We hear about body shaming, slut shaming, and so on. Well, let's talk about parent shaming.
I find it very annoying that many parents find articles or blogs on the internet and they think "this must be the way it's supposed to be done!" In reality, those articles and blogs including this one are opinion. Even if it was written by a psychologist, it is opinion unless it is backed up by scientific proof. (There are many different schools of thought in psychology, many of them contradicting each other.)
I was shown a blog article written by a lady who detests the phrase "be careful" and tries her darnedest to not say it to her kids. She gives her reasons, and she has good reasons... for her. But she fails to point out that these are her opinions and her reasons, and her readers should read them objectively.
Take this excerpt for example:
"I have come to realize that the reason I detest "be careful" so much is because 99% of the time it is said to make the person saying it feel better/safer about the situation! It is usually said out of distraction, absentmindedly, out of not being truly present with our children."
In this passage she is asserting that this phrase is said [by all parents] out of distraction, absentmindedly, out of not being truly present with one's child.
I disagree. I think SHE says it because SHE is distracted, absentminded, and not being truly present with HER kids. That's why SHE says it, and that's why her mother said it (she says so in the blog) (which is likely why that is how she learned to say it and thinks it's the norm), but that is not why *I* say it.
Trust me, if I'm telling my 2.5 year old daughter to be careful, I have a reason and I am very, very aware of what she is doing at that moment. If I see her doing something dangerous, you can bet your bottom dollar I'm going to be monitoring what she's doing or even put a stop to it.
Let's say she's outside playing, and she wanders over by my husband's motorcycle. It's a big beast of a machine, and she likes to touch it. It is very possible that she could go from touching to smacking, from smacking to kicking, from kicking to climbing... And that motorcycle, being held up at an angle by a very small kick stand, could fall over ON TOP OF HER. She would be flat as a pancake. She could very well lose a limb if that 600+ pound machine fell on her. A motorcycle, you see, is not a toy for a 2 year old. It is not a jungle gym. I dare say a 2 year old should not play with a motorcycle! (My opinion.)
So, in this hypothetical situation, let's say I was standing over by the fence, looking something up on my phone. I look up and see her poking the motorcycle with a stick. Do I say "be careful" and then go back to browsing the internet? Ummmm NO! Good lord! I'm saying "Be careful!" and I'm quickly going over there to monitor her VERY CLOSELY and then directing her away when it looks like she's about to get a little more aggressive with the motorcycle.

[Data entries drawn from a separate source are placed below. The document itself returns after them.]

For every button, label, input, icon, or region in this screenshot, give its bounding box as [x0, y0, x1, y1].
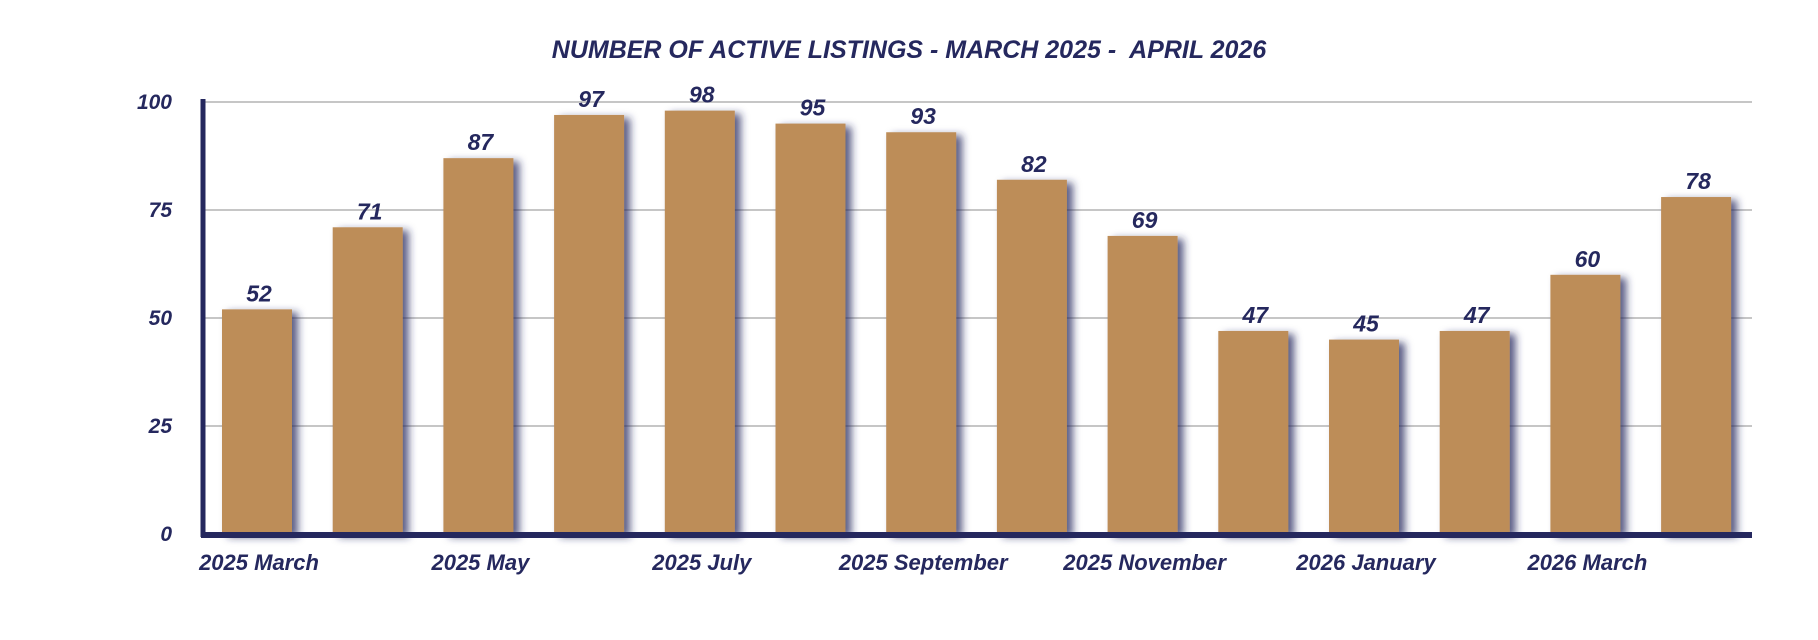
data-label: 95 — [800, 95, 827, 121]
y-tick-label: 100 — [137, 91, 172, 114]
data-label: 60 — [1575, 246, 1601, 272]
x-tick-label: 2025 November — [1062, 550, 1227, 575]
bar — [554, 114, 625, 535]
x-tick-label: 2026 March — [1526, 550, 1647, 575]
data-label: 47 — [1242, 302, 1270, 328]
bar — [1218, 330, 1289, 534]
bar — [1439, 330, 1510, 534]
x-tick-label: 2025 July — [651, 550, 753, 575]
bars — [222, 110, 1732, 535]
x-tick-label: 2025 March — [198, 550, 319, 575]
data-label: 98 — [689, 82, 715, 108]
data-label: 45 — [1352, 311, 1380, 337]
data-label: 82 — [1021, 151, 1047, 177]
x-tick-label: 2026 January — [1295, 550, 1437, 575]
bar — [775, 123, 846, 534]
gridlines — [203, 101, 1752, 427]
bar — [996, 179, 1067, 534]
bar — [1661, 197, 1732, 535]
bar — [332, 227, 403, 534]
x-tick-label: 2025 September — [838, 550, 1009, 575]
bar — [664, 110, 735, 534]
axes — [200, 99, 1752, 538]
y-tick-label: 0 — [160, 523, 172, 546]
bar — [443, 158, 514, 534]
x-tick-label: 2025 May — [430, 550, 531, 575]
data-label: 97 — [578, 86, 605, 112]
chart-title: NUMBER OF ACTIVE LISTINGS - MARCH 2025 -… — [551, 36, 1267, 64]
data-label: 87 — [468, 129, 495, 155]
y-tick-label: 25 — [148, 415, 173, 438]
bar — [1550, 274, 1621, 534]
data-label: 69 — [1132, 207, 1158, 233]
bar — [222, 309, 292, 534]
labels: 0 25 50 75 100 52 2025 March 71 87 2025 May 97 98 20… — [137, 82, 1711, 575]
data-label: 47 — [1463, 302, 1491, 328]
data-label: 78 — [1685, 168, 1711, 194]
data-label: 93 — [910, 103, 936, 129]
bar — [1329, 339, 1399, 534]
bar — [1107, 235, 1178, 535]
y-tick-label: 75 — [149, 199, 173, 222]
bar — [886, 132, 957, 535]
data-label: 71 — [357, 198, 383, 224]
data-label: 52 — [246, 280, 272, 306]
y-tick-label: 50 — [149, 307, 173, 330]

Take a sit-and-spin, for another example. Sitting, yes. Standing, no. Walking across the room and stepping on it with one foot, no no no... That thing could spin out from under her and she could fall HARD. If she's walking toward it, or she's experimenting with just stepping on it, I'm not going to say "be careful" and go back to crocheting. No, ma'am, I am going to say "Oh, honey, be very careful. If you step on it, it could spin and you could really hurt yourself!" I'm on it! And if she keeps it up, and I feel like an accident is inevitable, I'm going to direct her to play with it correctly or I'm going to put it away.

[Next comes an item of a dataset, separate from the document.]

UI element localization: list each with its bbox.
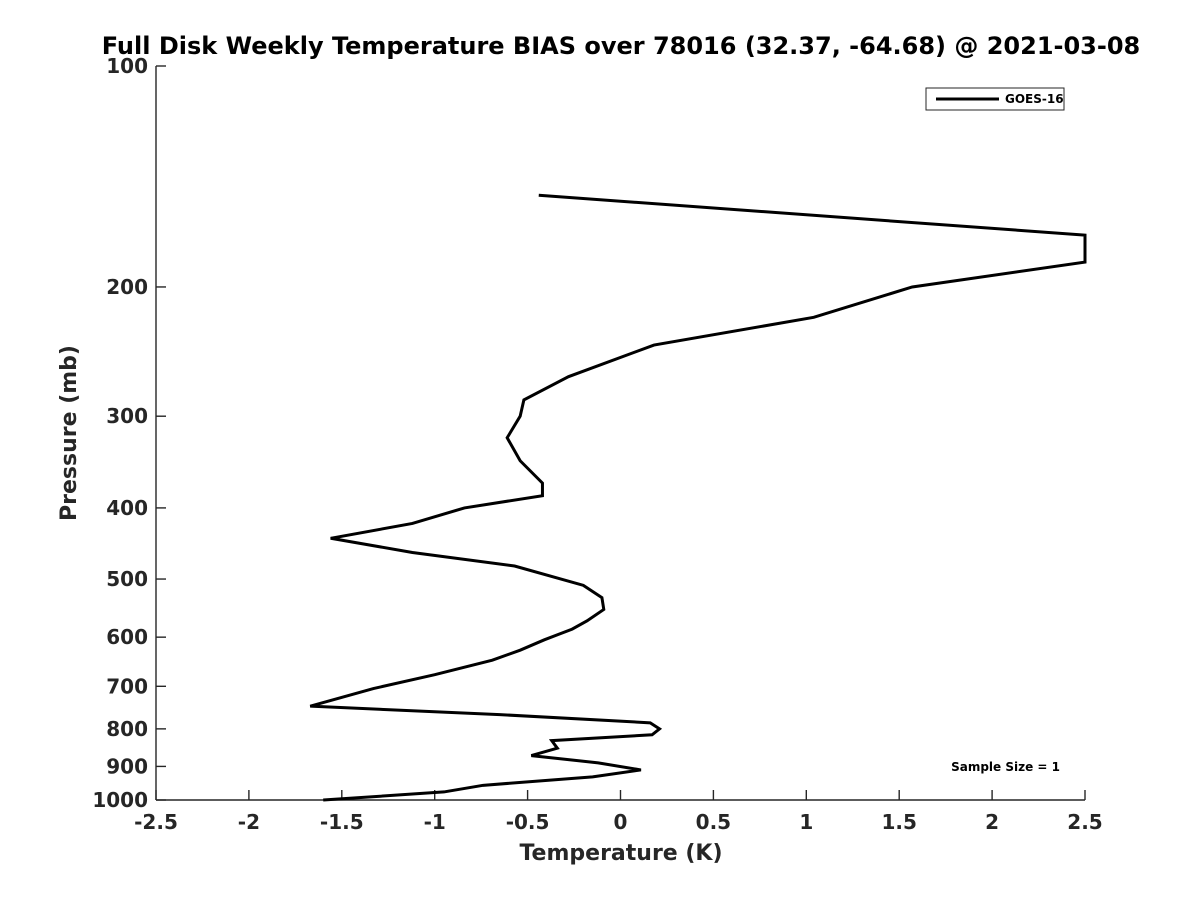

One could argue "I'm not going to tell her to be careful. I want her to be curious, and experiment with things. I don't want her to be afraid of life." That's GREAT! But, she's 2. What am I going to tell the doctor when her face is split open because I allowed her to play on exercise equipment? What will I say to the police when the doctor calls to report me for allowing her to use a 600+ lb motorcycle as a jungle gym "so she won't be afraid of life"?
"Well, officer, I did know she was climbing on the motorcycle, and while I'm very aware that it could topple on top of her and cause serious injury, I wanted her to learn that lesson herself. Even when her prosthetic leg comes in, I'm sure she'll never climb on another motorcycle!" (She'd be traumatized... great, let's do that to our kids and call it good parenting... Ha.)
I tell her to be careful when she needs to be careful. I tell her to be careful when she must be hyper aware of her body and how she's using it in relation to objects she's around. I think if I always use the term "be careful" in this sense, she will learn that it actually means she is toying with a possibly dangerous situation and should, in fact, be careful. If mom says be careful, maybe that means she should actually use caution. You know?
So, oh my goodness--just because one blogger on the internet learned the incorrect usage of the term "be careful" and detests it does not mean that it's bad parenting if you use it! Please do watch your kids, and teach them to be careful when they need to be!
That's my opinion, and I'm sticking to it!